Türkiye Cumhuriyeti Anayasası’nın 136. ve 142’nci maddelerinde mahkemelerin kuruluşu, görev ve yetkileri, işleyişleri ve yargılama usullerinin kanunla düzenleneceği hükme bağlanmıştır. Mahkemelerin görevi kıyas veya yorum ile genişletilemez ya da değiştirilemez. Kanunda açıklık bulunmayan durumlarda görev genel mahkemelere aittir ( 5.12.1977 tarihli, 1977/4 E., 1977/4 K. sayılı İçtihatları Birleştirme Kararı).
Usul hukukumuzda mahkemelerin görevi ancak kanunla düzenlenir ve göreve ilişkin kurallar kamu düzenindendir (HMK m.1). Mahkemenin görevli olması aynı zamanda dava şartıdır (HMK m.11/1-c). Bu nedenle taraflarca yargılamanın her aşamasında görev itirazında bulunulabileceği gibi taraflarca ileri sürülmese dahi mahkemenin de yargılamanın her aşamasında görevli olup olmadığını resen gözetmesi ve görevsiz olduğu kanısına varırsa kendiliğinden görevsizlik kararı vermesi gerekir (HMK m.115). Davaya bakan hüküm mahkemesi gibi kanun yolu incelemesini yapan üst mahkemelerin de görev hususunu resen gözetip, hükmü veren mahkemenin görevli olup olmadığını incelemesi gerekir.
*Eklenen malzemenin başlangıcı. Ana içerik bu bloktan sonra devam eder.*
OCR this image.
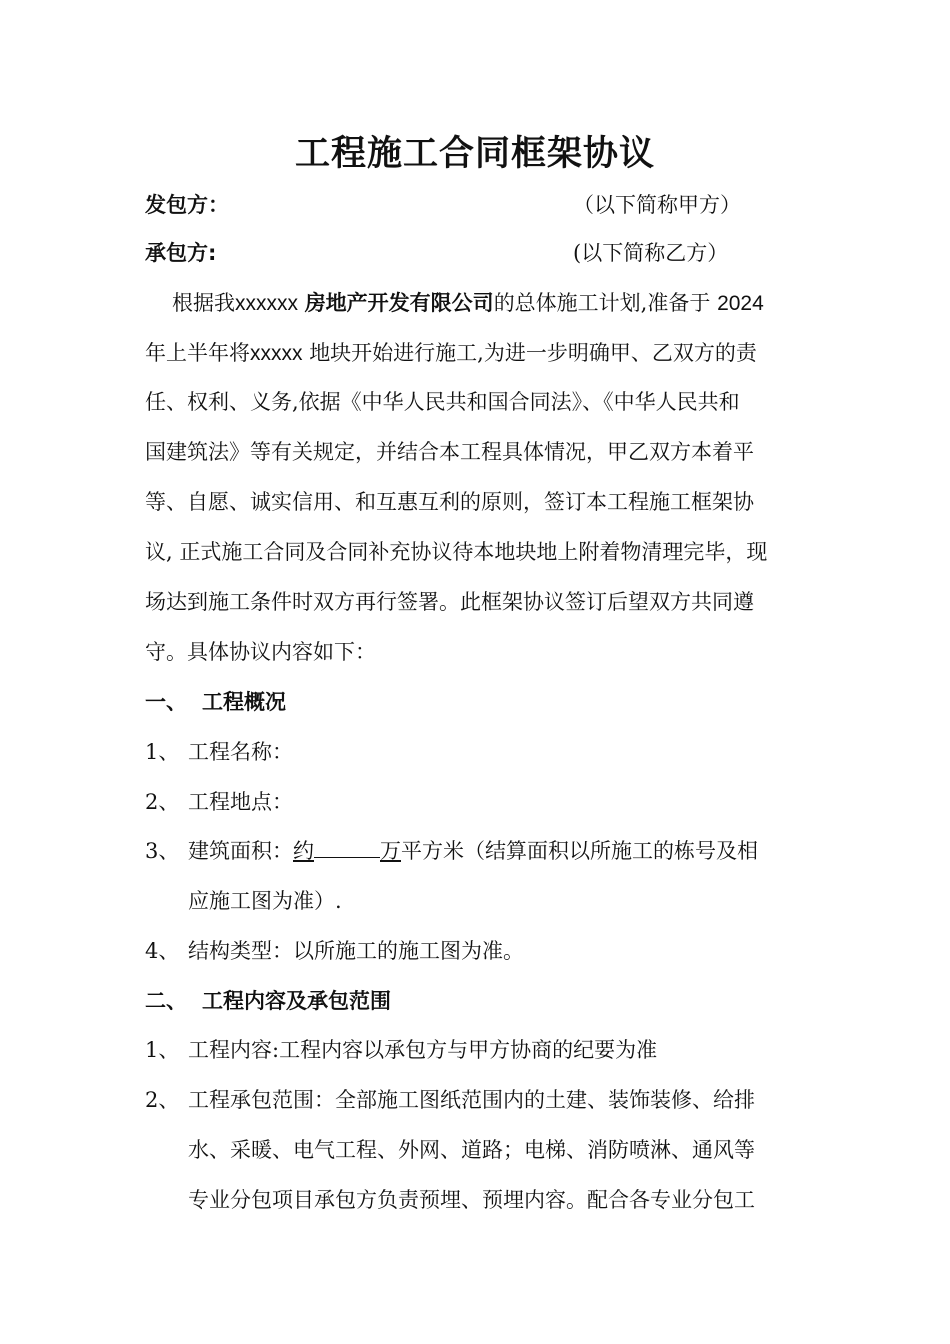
工程施工合同框架协议
发包方：	（以下简称甲方）
承包方:	(以下简称乙方）
根据我xxxxxx 房地产开发有限公司的总体施工计划,准备于 2024
年上半年将xxxxx 地块开始进行施工,为进一步明确甲、乙双方的责
任、权利、义务,依据《中华人民共和国合同法》、《中华人民共和
国建筑法》等有关规定，并结合本工程具体情况，甲乙双方本着平
等、自愿、诚实信用、和互惠互利的原则，签订本工程施工框架协
议, 正式施工合同及合同补充协议待本地块地上附着物清理完毕，现
场达到施工条件时双方再行签署。此框架协议签订后望双方共同遵
守。具体协议内容如下：
一、 工程概况
1、 工程名称：
2、 工程地点：
3、 建筑面积：约	万平方米（结算面积以所施工的栋号及相
应施工图为准）.
4、 结构类型：以所施工的施工图为准。
二、 工程内容及承包范围
1、 工程内容:工程内容以承包方与甲方协商的纪要为准
2、 工程承包范围：全部施工图纸范围内的土建、装饰装修、给排
水、采暖、电气工程、外网、道路；电梯、消防喷淋、通风等
专业分包项目承包方负责预埋、预埋内容。配合各专业分包工
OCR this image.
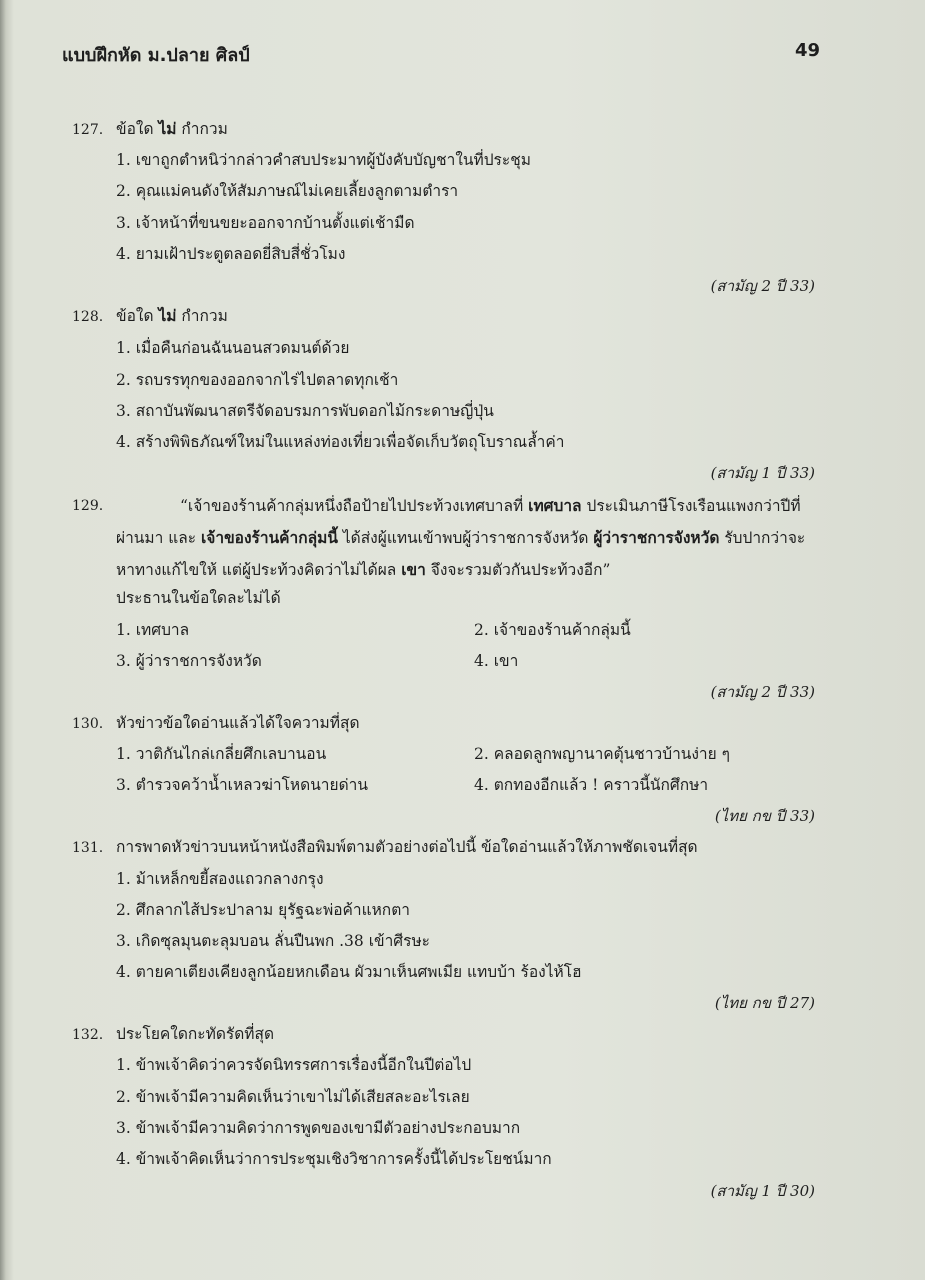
แบบฝึกหัด ม.ปลาย ศิลป์	49
127. ข้อใด ไม่ กำกวม
1. เขาถูกตำหนิว่ากล่าวคำสบประมาทผู้บังคับบัญชาในที่ประชุม
2. คุณแม่คนดังให้สัมภาษณ์ไม่เคยเลี้ยงลูกตามตำรา
3. เจ้าหน้าที่ขนขยะออกจากบ้านตั้งแต่เช้ามืด
4. ยามเฝ้าประตูตลอดยี่สิบสี่ชั่วโมง
(สามัญ 2 ปี 33)
128. ข้อใด ไม่ กำกวม
1. เมื่อคืนก่อนฉันนอนสวดมนต์ด้วย
2. รถบรรทุกของออกจากไร่ไปตลาดทุกเช้า
3. สถาบันพัฒนาสตรีจัดอบรมการพับดอกไม้กระดาษญี่ปุ่น
4. สร้างพิพิธภัณฑ์ใหม่ในแหล่งท่องเที่ยวเพื่อจัดเก็บวัตถุโบราณล้ำค่า
(สามัญ 1 ปี 33)
129.	“เจ้าของร้านค้ากลุ่มหนึ่งถือป้ายไปประท้วงเทศบาลที่ เทศบาล ประเมินภาษีโรงเรือนแพงกว่าปีที่ผ่านมา และ เจ้าของร้านค้ากลุ่มนี้ ได้ส่งผู้แทนเข้าพบผู้ว่าราชการจังหวัด ผู้ว่าราชการจังหวัด รับปากว่าจะหาทางแก้ไขให้ แต่ผู้ประท้วงคิดว่าไม่ได้ผล เขา จึงจะรวมตัวกันประท้วงอีก”
ประธานในข้อใดละไม่ได้
1. เทศบาล	2. เจ้าของร้านค้ากลุ่มนี้
3. ผู้ว่าราชการจังหวัด	4. เขา
(สามัญ 2 ปี 33)
130. หัวข่าวข้อใดอ่านแล้วได้ใจความที่สุด
1. วาติกันไกล่เกลี่ยศึกเลบานอน	2. คลอดลูกพญานาคตุ้นชาวบ้านง่าย ๆ
3. ตำรวจคว้าน้ำเหลวฆ่าโหดนายด่าน	4. ตกทองอีกแล้ว ! คราวนี้นักศึกษา
(ไทย กข ปี 33)
131. การพาดหัวข่าวบนหน้าหนังสือพิมพ์ตามตัวอย่างต่อไปนี้ ข้อใดอ่านแล้วให้ภาพชัดเจนที่สุด
1. ม้าเหล็กขยี้สองแถวกลางกรุง
2. ศึกลากไส้ประปาลาม ยุรัฐฉะพ่อค้าแหกตา
3. เกิดซุลมุนตะลุมบอน ลั่นปืนพก .38 เข้าศีรษะ
4. ตายคาเตียงเคียงลูกน้อยหกเดือน ผัวมาเห็นศพเมีย แทบบ้า ร้องไห้โฮ
(ไทย กข ปี 27)
132. ประโยคใดกะทัดรัดที่สุด
1. ข้าพเจ้าคิดว่าควรจัดนิทรรศการเรื่องนี้อีกในปีต่อไป
2. ข้าพเจ้ามีความคิดเห็นว่าเขาไม่ได้เสียสละอะไรเลย
3. ข้าพเจ้ามีความคิดว่าการพูดของเขามีตัวอย่างประกอบมาก
4. ข้าพเจ้าคิดเห็นว่าการประชุมเชิงวิชาการครั้งนี้ได้ประโยชน์มาก
(สามัญ 1 ปี 30)
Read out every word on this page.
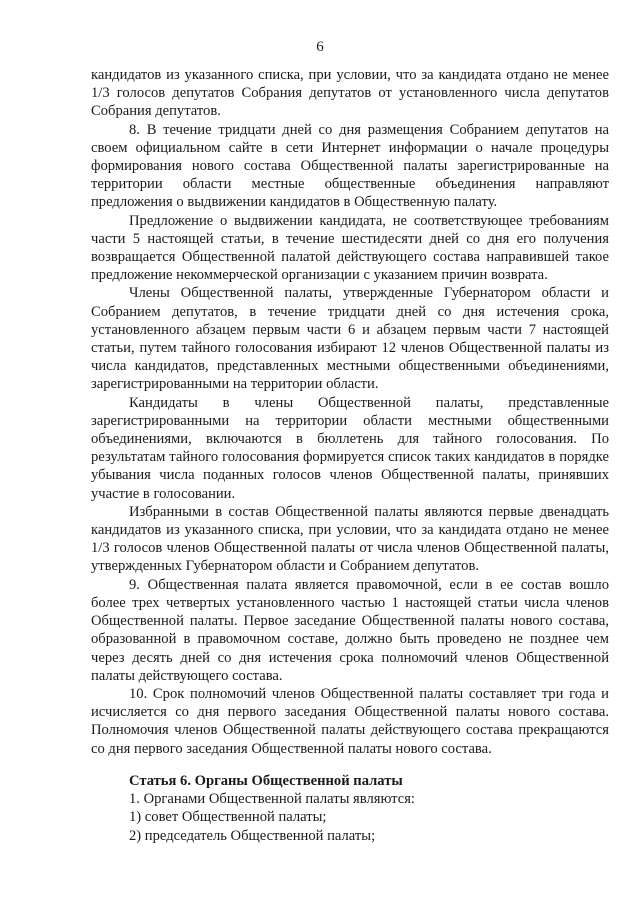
6

кандидатов из указанного списка, при условии, что за кандидата отдано не менее 1/3 голосов депутатов Собрания депутатов от установленного числа депутатов Собрания депутатов.

8. В течение тридцати дней со дня размещения Собранием депутатов на своем официальном сайте в сети Интернет информации о начале процедуры формирования нового состава Общественной палаты зарегистрированные на территории области местные общественные объединения направляют предложения о выдвижении кандидатов в Общественную палату.

Предложение о выдвижении кандидата, не соответствующее требованиям части 5 настоящей статьи, в течение шестидесяти дней со дня его получения возвращается Общественной палатой действующего состава направившей такое предложение некоммерческой организации с указанием причин возврата.

Члены Общественной палаты, утвержденные Губернатором области и Собранием депутатов, в течение тридцати дней со дня истечения срока, установленного абзацем первым части 6 и абзацем первым части 7 настоящей статьи, путем тайного голосования избирают 12 членов Общественной палаты из числа кандидатов, представленных местными общественными объединениями, зарегистрированными на территории области.

Кандидаты в члены Общественной палаты, представленные зарегистрированными на территории области местными общественными объединениями, включаются в бюллетень для тайного голосования. По результатам тайного голосования формируется список таких кандидатов в порядке убывания числа поданных голосов членов Общественной палаты, принявших участие в голосовании.

Избранными в состав Общественной палаты являются первые двенадцать кандидатов из указанного списка, при условии, что за кандидата отдано не менее 1/3 голосов членов Общественной палаты от числа членов Общественной палаты, утвержденных Губернатором области и Собранием депутатов.

9. Общественная палата является правомочной, если в ее состав вошло более трех четвертых установленного частью 1 настоящей статьи числа членов Общественной палаты. Первое заседание Общественной палаты нового состава, образованной в правомочном составе, должно быть проведено не позднее чем через десять дней со дня истечения срока полномочий членов Общественной палаты действующего состава.

10. Срок полномочий членов Общественной палаты составляет три года и исчисляется со дня первого заседания Общественной палаты нового состава. Полномочия членов Общественной палаты действующего состава прекращаются со дня первого заседания Общественной палаты нового состава.

Статья 6. Органы Общественной палаты

1. Органами Общественной палаты являются:

1) совет Общественной палаты;

2) председатель Общественной палаты;
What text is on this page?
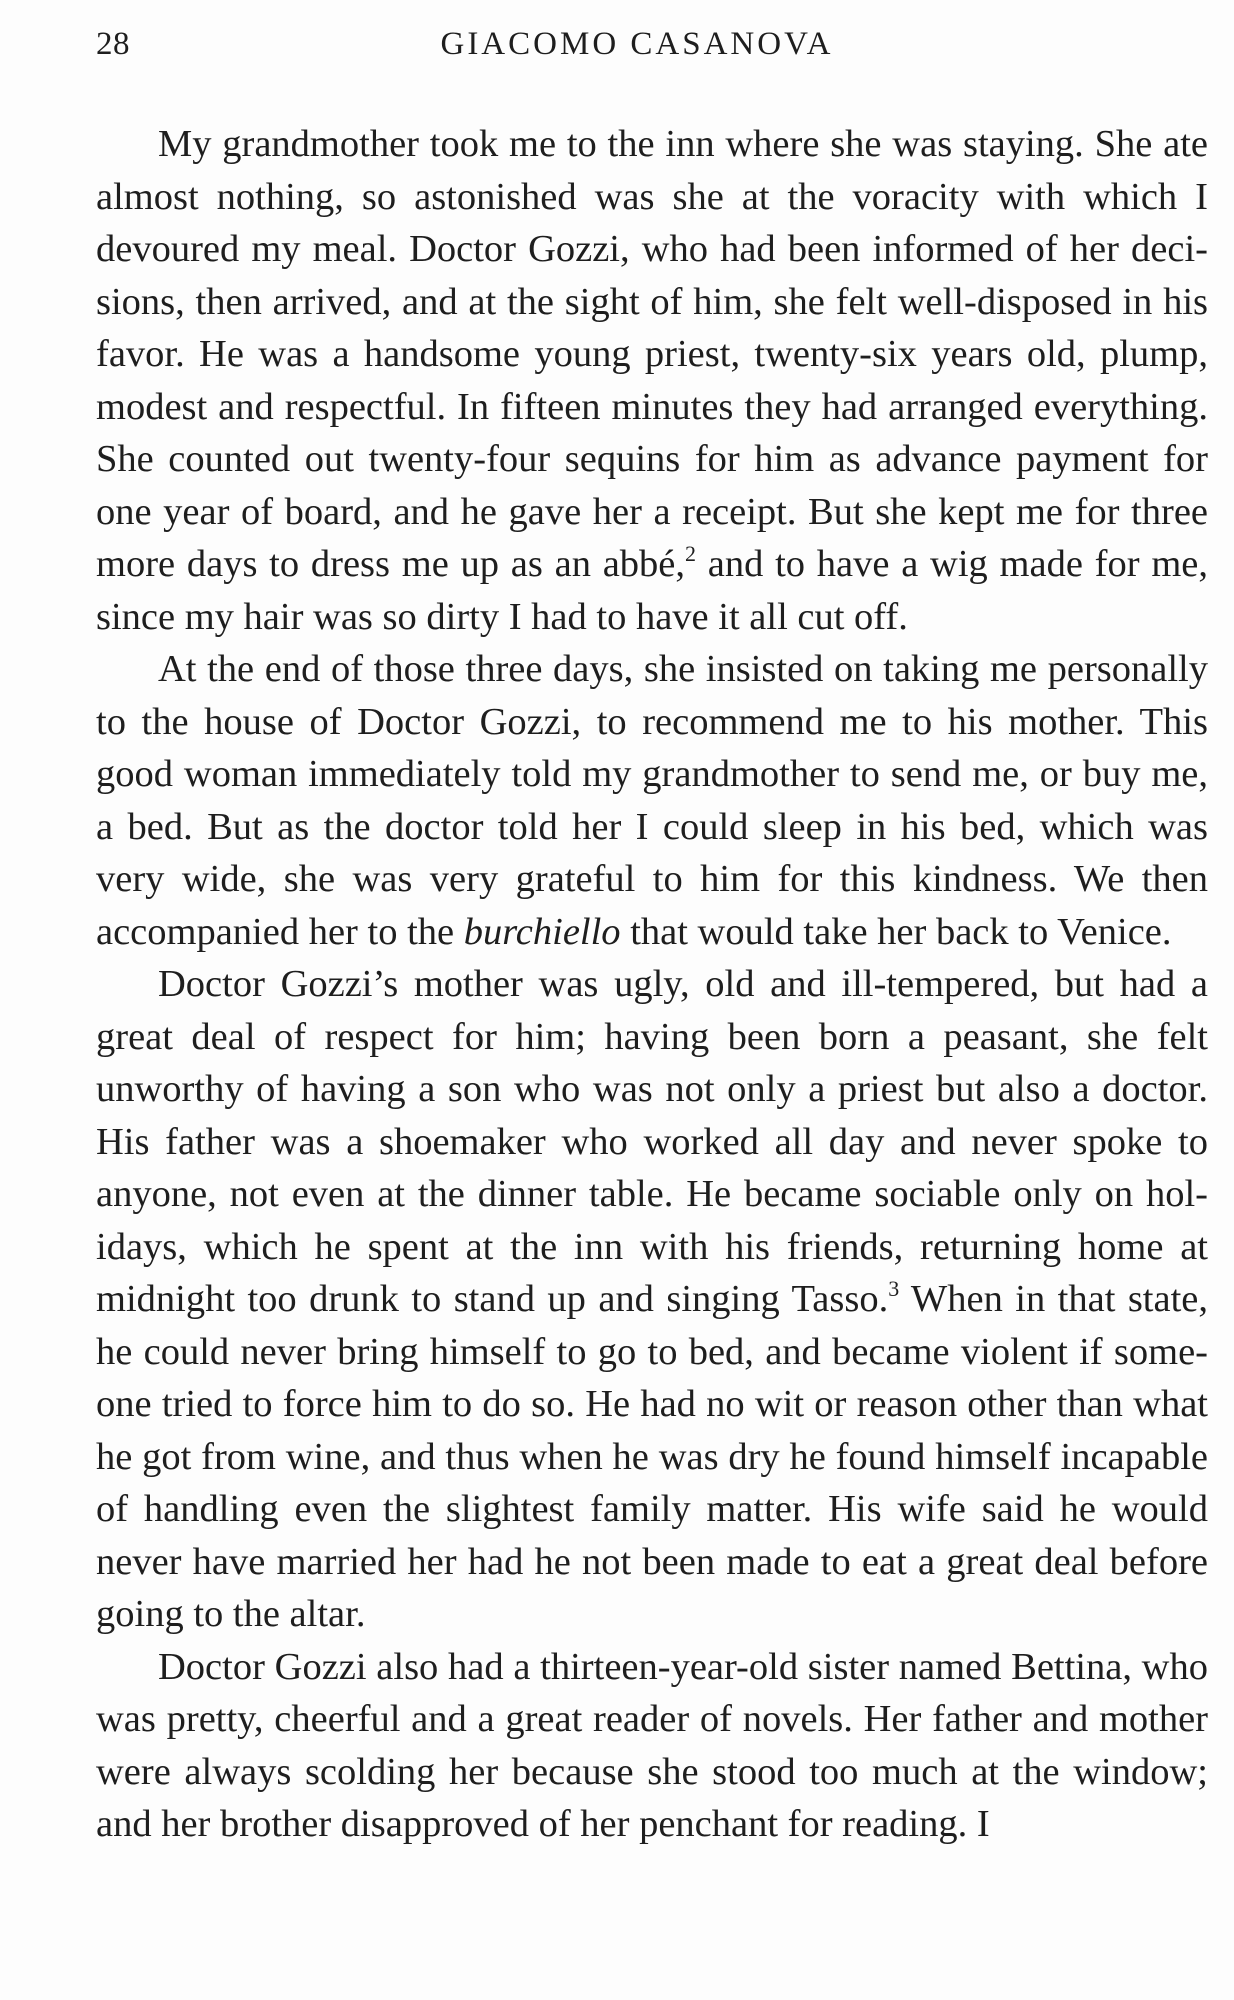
28	GIACOMO CASANOVA

My grandmother took me to the inn where she was staying. She ate almost nothing, so astonished was she at the voracity with which I devoured my meal. Doctor Gozzi, who had been informed of her decisions, then arrived, and at the sight of him, she felt well-disposed in his favor. He was a handsome young priest, twenty-six years old, plump, modest and respectful. In fifteen minutes they had arranged everything. She counted out twenty-four sequins for him as advance payment for one year of board, and he gave her a receipt. But she kept me for three more days to dress me up as an abbé,$^2$ and to have a wig made for me, since my hair was so dirty I had to have it all cut off.

At the end of those three days, she insisted on taking me personally to the house of Doctor Gozzi, to recommend me to his mother. This good woman immediately told my grandmother to send me, or buy me, a bed. But as the doctor told her I could sleep in his bed, which was very wide, she was very grateful to him for this kindness. We then accompanied her to the burchiello that would take her back to Venice.

Doctor Gozzi’s mother was ugly, old and ill-tempered, but had a great deal of respect for him; having been born a peasant, she felt unworthy of having a son who was not only a priest but also a doctor. His father was a shoemaker who worked all day and never spoke to anyone, not even at the dinner table. He became sociable only on holidays, which he spent at the inn with his friends, returning home at midnight too drunk to stand up and singing Tasso.$^3$ When in that state, he could never bring himself to go to bed, and became violent if someone tried to force him to do so. He had no wit or reason other than what he got from wine, and thus when he was dry he found himself incapable of handling even the slightest family matter. His wife said he would never have married her had he not been made to eat a great deal before going to the altar.

Doctor Gozzi also had a thirteen-year-old sister named Bettina, who was pretty, cheerful and a great reader of novels. Her father and mother were always scolding her because she stood too much at the window; and her brother disapproved of her penchant for reading. I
Hatta bunun için tarafların hükme karşı görevsizlik nedeniyle kanun yoluna başvurmuş olmalarına dahi gerek yoktur.
Bu nedenle, dava açılırken dayanılan hukuki ve maddi olguların göreve etkili olduğu durumda öncelikle hukuki niteleme yapılmalı ve sonucuna göre mahkemenin görevsiz olduğu kanısına varılırsa dava dilekçesinin görev nedeniyle reddine karar verilmelidir. Davanın görev nedeniyle reddi kararında görevli mahkemenin hangi mahkeme olduğu belirtilmeli ve dava dosyasının bu görevli mahkemeye gönderilmesine karar verilmelidir (HMK m.20).
Türkiye Cumhuriyeti Anayasası’nın “Kanunî hâkim güvencesi” başlığını taşıyan 37’nci maddesi; “Hiç kimse kanunen tabi olduğu mahkemeden başka bir merci önüne çıkarılamaz.” hükmünü öngörmektedir.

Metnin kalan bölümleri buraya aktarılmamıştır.